Likewise, Goji has no chance.
The rest of the spectators produced a mixed cacophony of muddled emotions. Some cheered the precision Satori demonstrated. Others gasped in horror at the unhealed wounds on Goji, unbelieving that the Gods allowed a competitor to continue unhealed. Still others cheered Goji's bravery despite the obvious mismatch between these opponents.
The judges were horrified. Kyou shot the Head Judge a glance that said 'I told you so.' But still, their decision had been made. Surrender was entirely at the will of Goji. They waived their right to compel him.

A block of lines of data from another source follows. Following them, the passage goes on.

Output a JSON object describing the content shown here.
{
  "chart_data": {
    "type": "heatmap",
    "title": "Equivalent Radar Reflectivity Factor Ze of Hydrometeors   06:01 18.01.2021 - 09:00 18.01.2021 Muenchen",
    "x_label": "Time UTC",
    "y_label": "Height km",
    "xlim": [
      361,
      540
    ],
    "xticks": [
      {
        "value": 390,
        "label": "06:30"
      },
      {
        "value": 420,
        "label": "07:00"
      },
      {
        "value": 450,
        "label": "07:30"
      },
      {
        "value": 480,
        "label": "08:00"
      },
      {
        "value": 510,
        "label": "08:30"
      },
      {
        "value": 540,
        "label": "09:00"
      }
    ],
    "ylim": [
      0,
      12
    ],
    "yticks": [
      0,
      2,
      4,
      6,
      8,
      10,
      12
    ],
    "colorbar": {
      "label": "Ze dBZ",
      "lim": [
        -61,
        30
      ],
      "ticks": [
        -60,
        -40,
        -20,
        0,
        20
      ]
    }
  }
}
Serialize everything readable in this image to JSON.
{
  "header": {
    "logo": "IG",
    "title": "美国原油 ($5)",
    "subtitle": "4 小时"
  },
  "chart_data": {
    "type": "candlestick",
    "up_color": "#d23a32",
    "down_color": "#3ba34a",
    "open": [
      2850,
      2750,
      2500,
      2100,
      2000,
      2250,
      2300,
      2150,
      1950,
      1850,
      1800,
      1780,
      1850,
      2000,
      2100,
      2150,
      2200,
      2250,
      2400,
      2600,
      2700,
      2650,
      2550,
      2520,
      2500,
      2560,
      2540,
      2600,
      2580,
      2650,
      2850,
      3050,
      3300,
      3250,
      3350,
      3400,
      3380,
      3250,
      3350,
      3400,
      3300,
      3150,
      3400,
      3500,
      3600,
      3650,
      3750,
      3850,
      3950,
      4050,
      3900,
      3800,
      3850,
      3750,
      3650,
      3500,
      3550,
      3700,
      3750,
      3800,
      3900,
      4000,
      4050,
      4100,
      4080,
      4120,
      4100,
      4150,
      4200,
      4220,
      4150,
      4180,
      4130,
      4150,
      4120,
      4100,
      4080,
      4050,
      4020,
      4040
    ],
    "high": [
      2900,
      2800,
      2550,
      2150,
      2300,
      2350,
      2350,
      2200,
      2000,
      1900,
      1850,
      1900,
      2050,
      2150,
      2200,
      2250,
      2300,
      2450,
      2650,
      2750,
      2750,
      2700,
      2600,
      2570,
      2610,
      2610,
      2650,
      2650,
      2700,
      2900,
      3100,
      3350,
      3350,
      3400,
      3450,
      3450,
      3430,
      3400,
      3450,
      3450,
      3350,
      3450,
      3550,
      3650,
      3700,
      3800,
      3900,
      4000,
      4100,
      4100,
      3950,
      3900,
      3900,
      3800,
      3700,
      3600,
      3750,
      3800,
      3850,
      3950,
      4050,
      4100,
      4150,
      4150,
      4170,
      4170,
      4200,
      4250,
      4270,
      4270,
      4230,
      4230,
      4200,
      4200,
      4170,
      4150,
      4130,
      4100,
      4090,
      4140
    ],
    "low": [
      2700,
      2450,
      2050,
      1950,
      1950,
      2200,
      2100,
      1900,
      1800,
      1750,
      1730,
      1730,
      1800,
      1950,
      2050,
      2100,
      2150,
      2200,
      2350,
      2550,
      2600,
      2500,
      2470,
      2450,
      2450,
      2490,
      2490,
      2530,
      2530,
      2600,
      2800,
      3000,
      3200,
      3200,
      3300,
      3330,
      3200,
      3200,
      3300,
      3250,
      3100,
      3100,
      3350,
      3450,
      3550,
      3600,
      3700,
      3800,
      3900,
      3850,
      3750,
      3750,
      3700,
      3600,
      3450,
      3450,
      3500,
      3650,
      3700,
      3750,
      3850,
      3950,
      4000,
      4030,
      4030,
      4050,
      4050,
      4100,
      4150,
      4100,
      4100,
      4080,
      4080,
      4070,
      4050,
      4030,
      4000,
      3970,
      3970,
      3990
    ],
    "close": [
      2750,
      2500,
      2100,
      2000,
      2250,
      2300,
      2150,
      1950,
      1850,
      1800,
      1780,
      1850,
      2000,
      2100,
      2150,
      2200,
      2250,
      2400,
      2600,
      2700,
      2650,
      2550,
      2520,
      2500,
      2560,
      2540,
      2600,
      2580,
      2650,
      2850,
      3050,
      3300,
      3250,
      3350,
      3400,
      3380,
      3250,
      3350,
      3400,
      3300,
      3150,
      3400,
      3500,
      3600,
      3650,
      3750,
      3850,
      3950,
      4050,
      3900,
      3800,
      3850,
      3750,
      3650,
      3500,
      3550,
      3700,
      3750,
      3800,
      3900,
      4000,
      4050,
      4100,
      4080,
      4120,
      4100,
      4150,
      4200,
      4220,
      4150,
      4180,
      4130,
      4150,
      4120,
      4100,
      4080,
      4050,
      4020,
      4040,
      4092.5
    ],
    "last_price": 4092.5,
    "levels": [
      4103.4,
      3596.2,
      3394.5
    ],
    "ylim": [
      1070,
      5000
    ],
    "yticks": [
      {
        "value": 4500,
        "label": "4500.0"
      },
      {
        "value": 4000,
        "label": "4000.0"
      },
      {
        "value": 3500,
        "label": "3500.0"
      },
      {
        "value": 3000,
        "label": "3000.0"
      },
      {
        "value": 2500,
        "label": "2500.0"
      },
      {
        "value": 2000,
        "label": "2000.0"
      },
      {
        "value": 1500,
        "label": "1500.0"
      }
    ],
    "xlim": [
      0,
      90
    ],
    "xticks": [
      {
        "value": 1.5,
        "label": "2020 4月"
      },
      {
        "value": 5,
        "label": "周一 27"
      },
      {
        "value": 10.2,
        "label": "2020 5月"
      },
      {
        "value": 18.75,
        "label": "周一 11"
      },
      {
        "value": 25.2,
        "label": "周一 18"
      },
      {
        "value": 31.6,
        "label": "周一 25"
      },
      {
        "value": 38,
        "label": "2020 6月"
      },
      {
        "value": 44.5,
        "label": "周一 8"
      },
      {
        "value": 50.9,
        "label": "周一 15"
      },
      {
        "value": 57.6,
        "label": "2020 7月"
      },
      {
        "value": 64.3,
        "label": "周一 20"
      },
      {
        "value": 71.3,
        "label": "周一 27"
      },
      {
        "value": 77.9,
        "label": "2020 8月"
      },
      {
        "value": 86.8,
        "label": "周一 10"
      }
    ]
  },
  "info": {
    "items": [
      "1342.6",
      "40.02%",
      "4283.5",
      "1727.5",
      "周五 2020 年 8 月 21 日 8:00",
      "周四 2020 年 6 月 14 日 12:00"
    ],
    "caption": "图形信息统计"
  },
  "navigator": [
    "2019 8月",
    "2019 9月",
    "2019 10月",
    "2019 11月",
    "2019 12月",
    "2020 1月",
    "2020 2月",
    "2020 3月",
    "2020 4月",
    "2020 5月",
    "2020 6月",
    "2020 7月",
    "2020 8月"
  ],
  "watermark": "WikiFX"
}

Satori then began her assault in earnest. She struck at Goji with the pole of her glaive repeatedly to wear him down and knock him to the ground. Like lightning, the blade of her weapon was against Goji's throat. Its presence indented his skin but did not yet draw blood.
"Yield, Goji of Solaris." The command was short. She did not offer him the flowery praise she did to persuade Naroki. She did not list reasons. It was an order from someone who considered herself superior to Goji.
There, on his knees, Goji looked up defiantly at her. He was completely at her mercy. He could deny it no longer. But something in him bristled against the way she spoke to him. How dare she?
"Never."
One word. One single word, and the air in the Colosseum was sucked into the mouths of every person watching. Even the Avatars in their Skybox gasped. Goji's refusal was like a shot heard across the Celestium.
"Then die, fool." And Satori's blade bit into Goji's neck.